そんな中、私が今のところ考えているのは、一定規模以上の会社であって、かつ、セクショナリズム化が進んで情報の流れが悪くなっている会社を念頭においていますが、情報がトップへ伝わりやすい仕組みというのを苦しいながら、メリットにできないかと思っています。規模が大きくなると情報の流れは悪くなりますので、比較的汎用性の高いメリットではないかと思っています。ただ、情報を受信して、それをトップに伝える部門が、トップの太鼓持ちみたいな感じだと、仏作って魂入れずになります。そんなわけで、情報受信部門が現場から信頼されて情報が集まりやすい状況になっているという条件がつきますね。そんな部門になることを、ここ5年ほど、地道に取り組んでいるところです。


とはいえ、コンプライアンスや内部統制って、結局「黒船襲来」という外圧で整備されることがほとんどなんだと思います。
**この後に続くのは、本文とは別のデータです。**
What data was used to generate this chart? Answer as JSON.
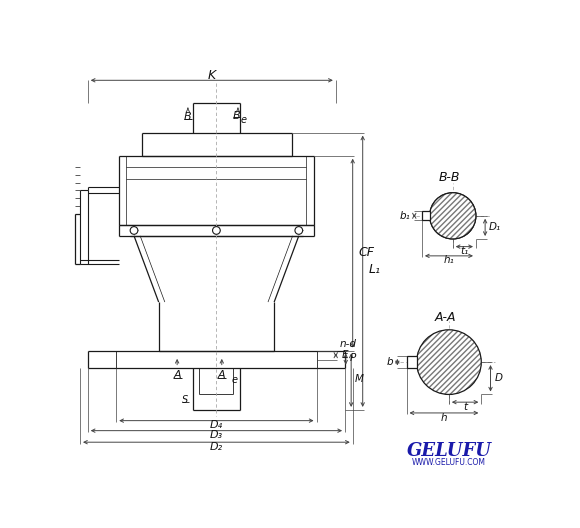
{
  "bg_color": "#ffffff",
  "line_color": "#1a1a1a",
  "dim_color": "#444444",
  "gelufu_color": "#1a1aaa",
  "figsize": [
    5.8,
    5.28
  ],
  "dpi": 100,
  "labels": {
    "K": "K",
    "B_left": "B",
    "B_right": "B",
    "e_top": "e",
    "CF": "CF",
    "L1": "L₁",
    "A_left": "A",
    "A_right": "A",
    "e_bottom": "e",
    "S": "S",
    "D4": "D₄",
    "D3": "D₃",
    "D2": "D₂",
    "nd": "n-d",
    "E": "E",
    "P": "P",
    "M": "M",
    "BB": "B-B",
    "b1": "b₁",
    "D1": "D₁",
    "t1": "t₁",
    "h1": "h₁",
    "AA": "A-A",
    "b": "b",
    "D": "D",
    "t": "t",
    "h": "h"
  }
}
現在は、さほど顕在化していなくとも、来る「黒船襲来」に備えて提案資料を準備しておき、それを寝かせながら、誠実性や倫理観という点で、可もなく不可もなくなトップをしてビビッと言わせるキャッチ―なメリットを折に触れ考えつつ、黒船襲来時に、スマートに対応するのが、さしあたりの私の目標です。